A decision to launch contempt of court proceedings against former NI Secretary Peter Hain has been described by ex-home secretary David Blunkett as "bizarre".
Mr Blunkett was speaking at the annual conference of the Political Studies Association which is being hosted this year by the University of Ulster in Belfast.
The first High Court hearing is due to begin on April 24 after the Attorney General John Larkin was granted leave to begin a legal action over criticism of Mr Justice Paul Girvan in Mr Hain's autobiography.
He said: "The notion that in Northern Ireland of all places, a former Secretary of State should be challenged under an ancient, little used and much discredited law of Scandalising the Court, is bizarre.
"I'm pleased that Geoffrey Robertson QC has agreed to take up Peter's case pro bono and to send a message which was reinforced some years ago by Lord Denning, that political free speech should include comment on reports which are no more free from democratic process than politicians who are constantly reminded that they too, are subject to the rule of law."
Mr Larkin has been granted leave to prosecute Hain and Biteback Publishing over claims a passage in his memoirs "undermines the administration of justice".
Mr Hain, now shadow Welsh secretary, vowed to defend free speech against what his publisher said was an arcane law banning criticism of judges, which had not been used in living memory.
In a wide-ranging speech, Mr Blunkett also offered his views on the recent Bradford West by-election at which Labour was heavily defeated:
“Setting aside the ease with which demagogues can simplify the most complex issues and appeal to basic instincts, the lessons of Bradford West also have a resonance in the reaction of voters over the last four years, in the face of the global financial meltdown
“Bradford tells us that people are looking to those on the side of ordinary people, operating in the democratic arena, to offer that countervailing influence to give hope and a message of optimism, that in a global and ever-changing economic and social environment, government working with people can provide not just basic protection but long term answers to very basic needs.”

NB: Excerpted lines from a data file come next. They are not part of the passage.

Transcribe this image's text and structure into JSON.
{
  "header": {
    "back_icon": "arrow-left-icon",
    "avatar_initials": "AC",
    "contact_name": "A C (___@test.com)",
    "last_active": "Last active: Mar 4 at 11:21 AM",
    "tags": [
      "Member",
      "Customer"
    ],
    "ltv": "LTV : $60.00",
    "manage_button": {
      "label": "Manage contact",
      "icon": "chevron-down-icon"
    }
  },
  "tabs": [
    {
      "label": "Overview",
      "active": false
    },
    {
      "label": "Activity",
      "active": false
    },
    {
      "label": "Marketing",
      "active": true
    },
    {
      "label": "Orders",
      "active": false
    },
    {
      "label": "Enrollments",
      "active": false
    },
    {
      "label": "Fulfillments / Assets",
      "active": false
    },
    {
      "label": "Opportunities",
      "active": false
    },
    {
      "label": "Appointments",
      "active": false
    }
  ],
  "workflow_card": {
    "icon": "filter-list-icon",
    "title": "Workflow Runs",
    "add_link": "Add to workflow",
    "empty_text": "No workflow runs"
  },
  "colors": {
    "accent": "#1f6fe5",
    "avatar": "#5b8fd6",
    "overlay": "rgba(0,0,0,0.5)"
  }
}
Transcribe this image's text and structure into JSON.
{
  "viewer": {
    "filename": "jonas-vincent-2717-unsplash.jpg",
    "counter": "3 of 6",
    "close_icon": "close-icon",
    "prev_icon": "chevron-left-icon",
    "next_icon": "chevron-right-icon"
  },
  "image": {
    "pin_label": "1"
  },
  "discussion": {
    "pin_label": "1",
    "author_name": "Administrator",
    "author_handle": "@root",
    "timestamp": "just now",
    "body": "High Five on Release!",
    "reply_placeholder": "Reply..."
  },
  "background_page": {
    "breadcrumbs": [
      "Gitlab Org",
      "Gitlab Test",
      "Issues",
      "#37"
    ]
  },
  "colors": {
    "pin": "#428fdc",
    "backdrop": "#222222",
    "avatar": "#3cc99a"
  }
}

“In my view, this involves facing down those who pretend that they have simplistic solutions and that reality will somehow go away if they shout loud enough.
"But it also means providing easy to understand and brave solutions that are both realistic about what power individual governments have in the face of global capital, and how political democracy can engage and encourage participation of men and women in that political process.
"By so doing, to mobilise peacefully and, through that political process, to help in providing a counterweight and therefore countervailing forces to the unaccountable and alienating forces of finance, of the bond markets and of faceless credit rating agencies.”
The conference continues until Thursday.